If you have not been to a CVS lately, you might be in for quite a surprise. Under CEO Larry Merlo, CVS is on a transformational journey from competing in the “red ocean” of all things retail convenience to becoming a destination for wellness and healthcare by focusing on the 80% of services a patient could receive at a primary care physician. The concept, called HealthHub, should be in about 600 of the 10,000 locations by YE 2020, and over the last year has demonstrated some impressive results. Through focusing on “the 80” of patient services, CVS has created an accessible and affordable care facility and service within the community. At a CVS with HealthHub, you can visit a doctor, get a prescription, have it filled, pick-up a few ancillary wellness items, and get back to recovery in a hurry. Where else can you do all that in one stop?
CVS has taken some bold steps. Several years ago (2014) they walked away from selling tobacco products and began the transformation from a “jack of all trades” convenience store to becoming a leading provider of health and wellness solutions. As they transform, more store space is dedicated to offering wellness, holistic and nutritional solutions, at attractive margins, in addition to the care provided at the HealthHub by certified medical personnel. What does this mean for business? A location with HealthHub reduces non-pharmacy products carried by 20%, which would imply a significant drop in sales. In actuality, sales of the items they do stock are INCREASING, and they continue to stock progressive health & wellness solutions.

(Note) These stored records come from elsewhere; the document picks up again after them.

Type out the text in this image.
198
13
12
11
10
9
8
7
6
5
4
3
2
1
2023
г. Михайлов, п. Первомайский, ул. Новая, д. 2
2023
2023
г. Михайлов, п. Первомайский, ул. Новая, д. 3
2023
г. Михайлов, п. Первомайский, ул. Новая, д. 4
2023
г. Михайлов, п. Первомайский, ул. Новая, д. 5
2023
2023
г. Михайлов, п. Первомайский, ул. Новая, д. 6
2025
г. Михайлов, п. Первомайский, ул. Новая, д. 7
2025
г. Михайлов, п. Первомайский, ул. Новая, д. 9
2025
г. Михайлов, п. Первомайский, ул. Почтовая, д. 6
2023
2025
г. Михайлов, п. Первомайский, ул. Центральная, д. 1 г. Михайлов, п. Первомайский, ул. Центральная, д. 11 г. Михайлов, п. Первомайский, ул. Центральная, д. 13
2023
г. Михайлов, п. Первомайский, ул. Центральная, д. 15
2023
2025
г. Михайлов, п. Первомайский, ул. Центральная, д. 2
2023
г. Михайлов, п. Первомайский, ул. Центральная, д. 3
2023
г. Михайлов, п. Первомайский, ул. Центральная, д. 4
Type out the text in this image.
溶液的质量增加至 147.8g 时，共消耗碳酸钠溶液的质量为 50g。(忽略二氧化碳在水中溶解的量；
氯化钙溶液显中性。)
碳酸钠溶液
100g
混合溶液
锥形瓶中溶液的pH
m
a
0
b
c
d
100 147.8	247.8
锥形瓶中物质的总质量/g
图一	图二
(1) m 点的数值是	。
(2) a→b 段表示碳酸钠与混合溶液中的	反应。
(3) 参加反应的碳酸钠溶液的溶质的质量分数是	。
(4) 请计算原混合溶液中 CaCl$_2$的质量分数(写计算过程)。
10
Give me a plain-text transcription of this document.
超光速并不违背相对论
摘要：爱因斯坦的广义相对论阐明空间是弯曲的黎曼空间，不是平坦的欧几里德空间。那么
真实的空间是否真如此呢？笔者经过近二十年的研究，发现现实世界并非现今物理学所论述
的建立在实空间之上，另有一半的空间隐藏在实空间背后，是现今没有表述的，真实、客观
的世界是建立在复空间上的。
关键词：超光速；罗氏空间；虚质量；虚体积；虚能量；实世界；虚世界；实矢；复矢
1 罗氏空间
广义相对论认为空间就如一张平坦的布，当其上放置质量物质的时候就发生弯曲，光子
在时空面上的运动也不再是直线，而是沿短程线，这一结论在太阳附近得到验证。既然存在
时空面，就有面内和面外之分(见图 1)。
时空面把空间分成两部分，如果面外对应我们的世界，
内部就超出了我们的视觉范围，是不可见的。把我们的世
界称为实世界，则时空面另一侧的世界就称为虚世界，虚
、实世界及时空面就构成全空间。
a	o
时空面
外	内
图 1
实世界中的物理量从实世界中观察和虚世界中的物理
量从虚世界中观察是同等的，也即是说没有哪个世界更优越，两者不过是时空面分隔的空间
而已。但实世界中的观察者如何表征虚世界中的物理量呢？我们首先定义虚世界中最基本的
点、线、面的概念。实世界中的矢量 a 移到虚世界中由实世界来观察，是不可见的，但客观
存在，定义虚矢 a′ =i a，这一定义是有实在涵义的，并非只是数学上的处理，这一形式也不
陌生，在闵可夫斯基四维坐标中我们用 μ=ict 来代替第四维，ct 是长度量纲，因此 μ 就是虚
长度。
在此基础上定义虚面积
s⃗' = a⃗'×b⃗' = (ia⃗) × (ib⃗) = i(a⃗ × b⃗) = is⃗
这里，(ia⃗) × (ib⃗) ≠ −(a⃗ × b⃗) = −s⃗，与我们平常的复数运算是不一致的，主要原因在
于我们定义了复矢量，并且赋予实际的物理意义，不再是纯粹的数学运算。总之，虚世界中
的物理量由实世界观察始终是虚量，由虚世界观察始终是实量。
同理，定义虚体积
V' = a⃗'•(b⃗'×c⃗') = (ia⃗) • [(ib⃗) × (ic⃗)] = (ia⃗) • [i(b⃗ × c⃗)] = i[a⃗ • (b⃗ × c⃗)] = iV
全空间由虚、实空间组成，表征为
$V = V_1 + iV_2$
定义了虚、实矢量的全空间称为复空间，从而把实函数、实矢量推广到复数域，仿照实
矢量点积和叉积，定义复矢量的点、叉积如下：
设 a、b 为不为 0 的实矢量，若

CVS is figuring out the “magic” of 80/20. One of the primary principles of 80/20 is PLS or Product Line Simplification. To the uninitiated, it sounds counter-intuitive, but implementing a sound and data-based PLS initiative can both decrease the number of products or items sold AND increase the sales and profitability of the remaining business. How? Through the beauty of simplification and focus. Most companies have a long-tail of small products sold that make up 80% (or more) of their products/items but only generate 20% (or less) of their sales dollars. Guess what happens when a company reduces that massive product count that is causing all kinds of operational, sales, data tracking, stewardship and maintenance complexity?
- Increased focus on the products that are the core: the higher value $ sales, higher profit, more differentiated items
- Reduced distraction managing the complex tail of low value items, including a smarter allocation of resources, improved operational efficiency and better organizational alignment
- Overall sales INCREASE behind the renewed emphasis on the core, more innovation is driven against the most important items, and the entire business realizes more profitability by selling more of the profitable items while eliminating unnecessary costs
Taking bold strategic decisions like CVS has done means taking risks. Will this strategy be successful? This story is still being written, but early indications are more than encouraging, and when factoring in socio-economic factors like an aging population, concerns around affordable healthcare, the interest among Gen Y & Z in more natural and wholesome foods/snacks, and a desire to still have a personal touch when it comes to medical diagnosis and advice, it appears CVS is on to something.